The patient was discharged two months later under continued heart
failure management, bronchodilators, pulmonary vasodilators and
nebulized hypertonic saline. During the following months, the patient
presented occasionally with spontaneous bronchial cast expectoration but
without respiratory distress or new plastic casts finding in repeated
FB. However, he recently required a new admission at the PICU due to a
new episode of respiratory distress requiring additional FB and cardiac
catheterization procedure in order to optimize hemodynamics.

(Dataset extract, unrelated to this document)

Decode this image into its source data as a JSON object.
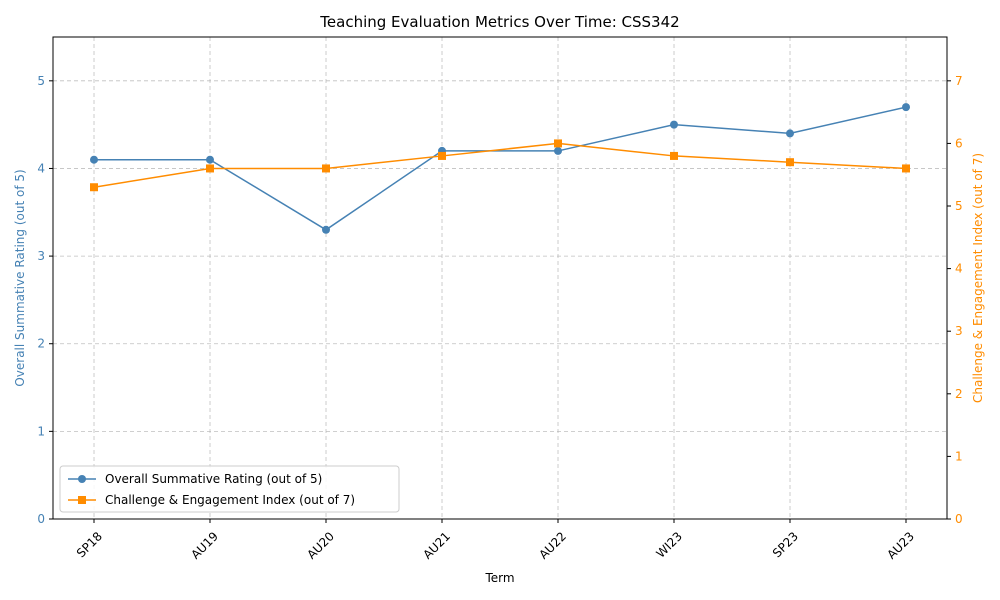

Plastic bronchitis is an uncommon condition consisting of obstruction of
the airway by bronchial thick, rubbery, white casts. It is diagnosed
after its expectoration or direct visualization during a
FB2 Patients present with respiratory symptoms such as
cough, dyspnea and respiratory distress. Although there are some
specific tests such as the dynamic contrast magnetic resonance
lymphangiography for the visualization of lymphatic abnormalities, most
radiologic images are non-specific for this condition being common the
presence of signs of bronchi obstruction.
The etiology is multifactorial with the influence of inflammation and an
excessive permeability of the alveolocapillary membrane, mainly due to
venous and lymphatic stasis that occurs after critical congenital heart
disease surgeries. It is a rare complication in patients after Glenn
shunt, more commonly reported after Fontan’s surgery3with a prevalence of 14-23% and a mortality rate up to
38%4. Viral infections and inflammatory pulmonary
diseases like asthma are also uncommon causes of plastic
bronchitis3. In our case, the patient presented with
fluid overload in the days prior to the acute episode that could have
increased the lymphatic pulmonary stasis in a patient with an underlying
complex congenital cardiopathy, predisposing the casts formation.

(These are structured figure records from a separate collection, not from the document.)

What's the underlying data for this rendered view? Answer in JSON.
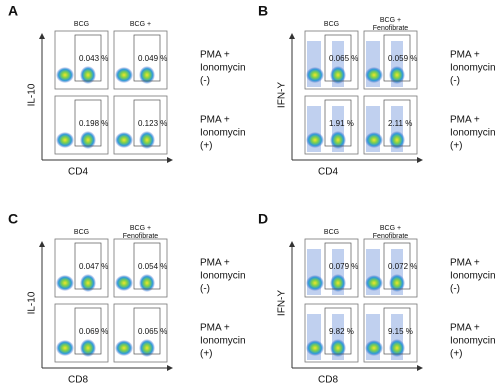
{
  "panels": [
    {
      "letter": "A",
      "columns": [
        [
          "BCG"
        ],
        [
          "BCG +"
        ]
      ],
      "y_axis": "IL-10",
      "x_axis": "CD4",
      "rows": [
        {
          "gates": [
            "0.043 %",
            "0.049 %"
          ],
          "label": [
            "PMA +",
            "Ionomycin",
            "(-)"
          ]
        },
        {
          "gates": [
            "0.198 %",
            "0.123 %"
          ],
          "label": [
            "PMA +",
            "Ionomycin",
            "(+)"
          ]
        }
      ]
    },
    {
      "letter": "B",
      "columns": [
        [
          "BCG"
        ],
        [
          "BCG +",
          "Fenofibrate"
        ]
      ],
      "y_axis": "IFN-Y",
      "x_axis": "CD4",
      "rows": [
        {
          "gates": [
            "0.065 %",
            "0.059 %"
          ],
          "label": [
            "PMA +",
            "Ionomycin",
            "(-)"
          ]
        },
        {
          "gates": [
            "1.91 %",
            "2.11 %"
          ],
          "label": [
            "PMA +",
            "Ionomycin",
            "(+)"
          ]
        }
      ]
    },
    {
      "letter": "C",
      "columns": [
        [
          "BCG"
        ],
        [
          "BCG +",
          "Fenofibrate"
        ]
      ],
      "y_axis": "IL-10",
      "x_axis": "CD8",
      "rows": [
        {
          "gates": [
            "0.047 %",
            "0.054 %"
          ],
          "label": [
            "PMA +",
            "Ionomycin",
            "(-)"
          ]
        },
        {
          "gates": [
            "0.069 %",
            "0.065 %"
          ],
          "label": [
            "PMA +",
            "Ionomycin",
            "(+)"
          ]
        }
      ]
    },
    {
      "letter": "D",
      "columns": [
        [
          "BCG"
        ],
        [
          "BCG +",
          "Fenofibrate"
        ]
      ],
      "y_axis": "IFN-Y",
      "x_axis": "CD8",
      "rows": [
        {
          "gates": [
            "0.079 %",
            "0.072 %"
          ],
          "label": [
            "PMA +",
            "Ionomycin",
            "(-)"
          ]
        },
        {
          "gates": [
            "9.82 %",
            "9.15 %"
          ],
          "label": [
            "PMA +",
            "Ionomycin",
            "(+)"
          ]
        }
      ]
    }
  ]
}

Treatment of the acute condition consists of FB bronchoalveolar lavage
and casts suction, with the addition in some cases of the administration
of a fibrinolytic agent via FB. Other treatment options that have been
described to improve the symptoms include the use of nebulized heparin
and rTPA. There is not enough clinical evidence to support any of these
treatments, but reports suggest that heparin has more anti-inflammatory
effects, less vascular bleeding risk2, and
significantly reduced treatment costs5, which were the
reasons that motivated the change from rTPA to heparin in our case.
In recent years, another treatment based on the pathophysiology of the
disease has gained relevance: the selective embolization of the thoracic
duct that would interrupt the extravasation of the lymph and, therefore,
the formation of bronchial casts. Although previous results are
encouraging6, this therapy was not attempted in our
patient as lymphatic canalization was previously unsuccessful to control
a high output chylothorax.
Nevertheless, definitive treatment is based on improving the underlying
condition, which can be challenging in this type of patients. In
patients with congenital heart disease, a good cardiac output must be
achieved, optimizing the hemodynamic condition by using pulmonary
vasodilators, administering drugs to reduce the cardiac preload, or by
performing surgical/interventional procedures as previously discussed.

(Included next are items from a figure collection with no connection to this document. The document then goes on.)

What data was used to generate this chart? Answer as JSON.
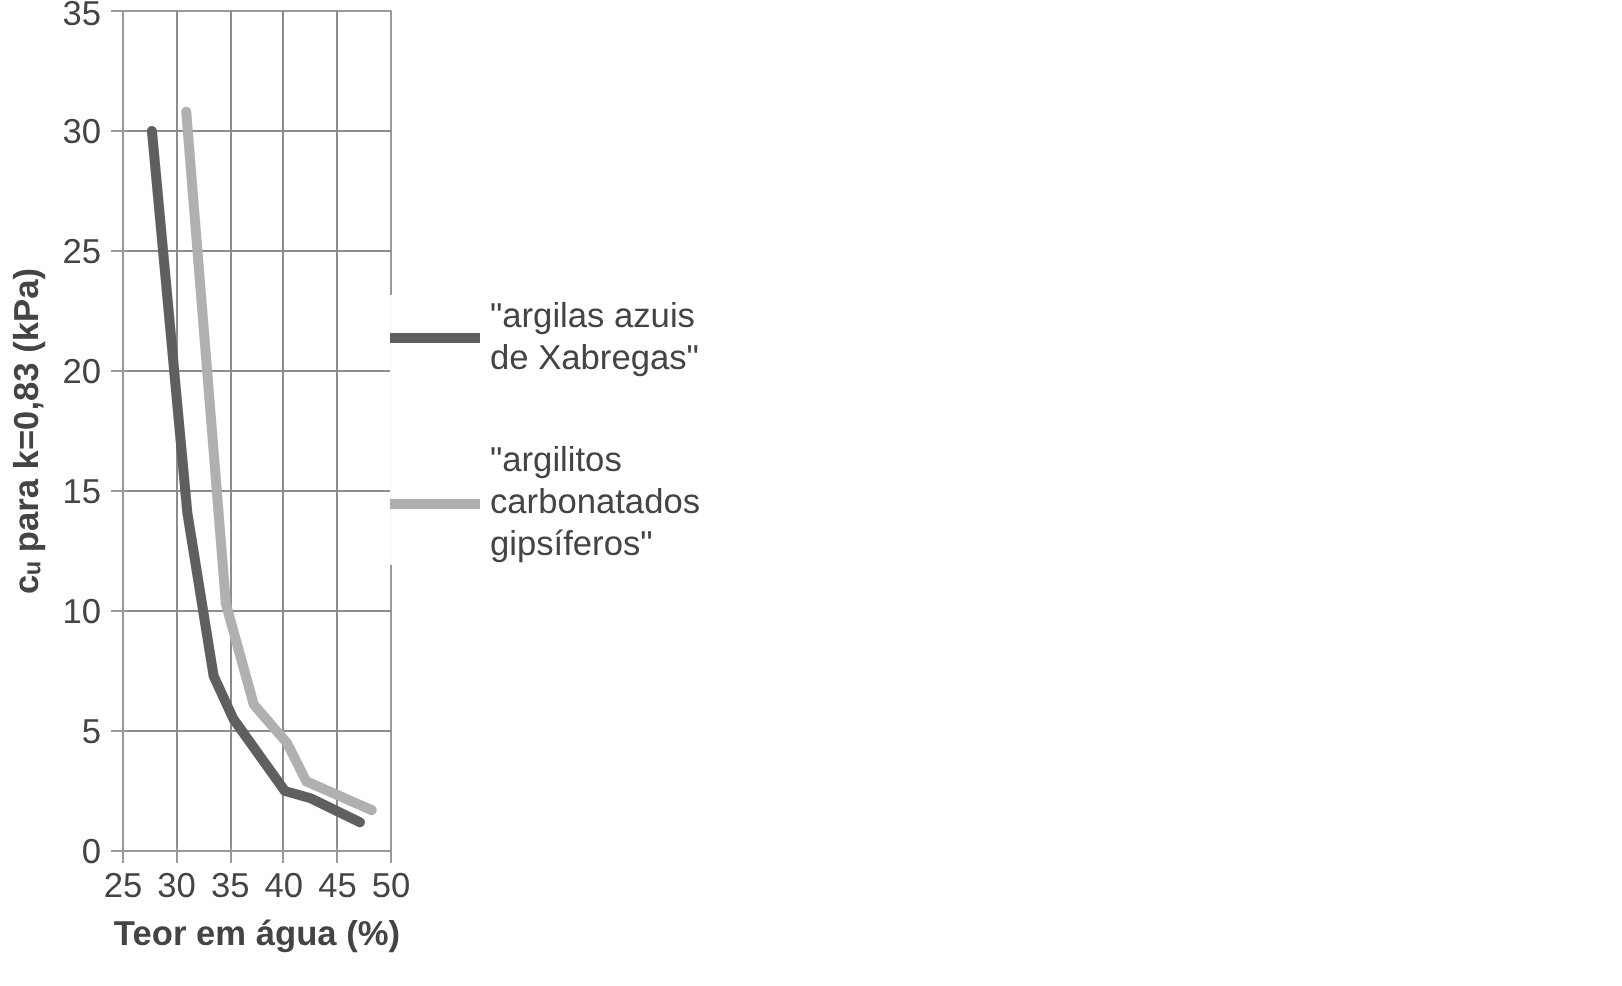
{
  "chart_data": {
    "type": "line",
    "xlabel": "Teor em água (%)",
    "ylabel": "cᵤ para k=0,83 (kPa)",
    "xlim": [
      25,
      50
    ],
    "xticks": [
      25,
      30,
      35,
      40,
      45,
      50
    ],
    "ylim": [
      0,
      35
    ],
    "yticks": [
      0,
      5,
      10,
      15,
      20,
      25,
      30,
      35
    ],
    "grid": true,
    "legend": "right",
    "marker": "none",
    "line_style": "solid",
    "series": [
      {
        "name": "\"argilas azuis de Xabregas\"",
        "color": "#5f5f5f",
        "x": [
          27.7,
          31.0,
          33.45,
          35.3,
          40.1,
          42.5,
          47.1
        ],
        "values": [
          30,
          14.1,
          7.3,
          5.5,
          2.5,
          2.2,
          1.2
        ]
      },
      {
        "name": "\"argilitos carbonatados gipsíferos\"",
        "color": "#b0b0b0",
        "x": [
          30.9,
          34.6,
          37.2,
          40.3,
          42.1,
          48.2
        ],
        "values": [
          30.8,
          10.3,
          6.1,
          4.5,
          2.9,
          1.7
        ]
      }
    ]
  }
}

In conclusion, plastic bronchitis is an uncommon disease but with poor
prognosis as it represents a threat of airway obstruction and asphyxia.
Therefore, it is important to include it in the differential diagnosis
of respiratory distress, particularly in patients with underlying
pathologies predisposing to this condition. Early treatment includes
bronchial lavage through FB but definitive treatment is based on
improving the underlying condition, a challenge in these patients.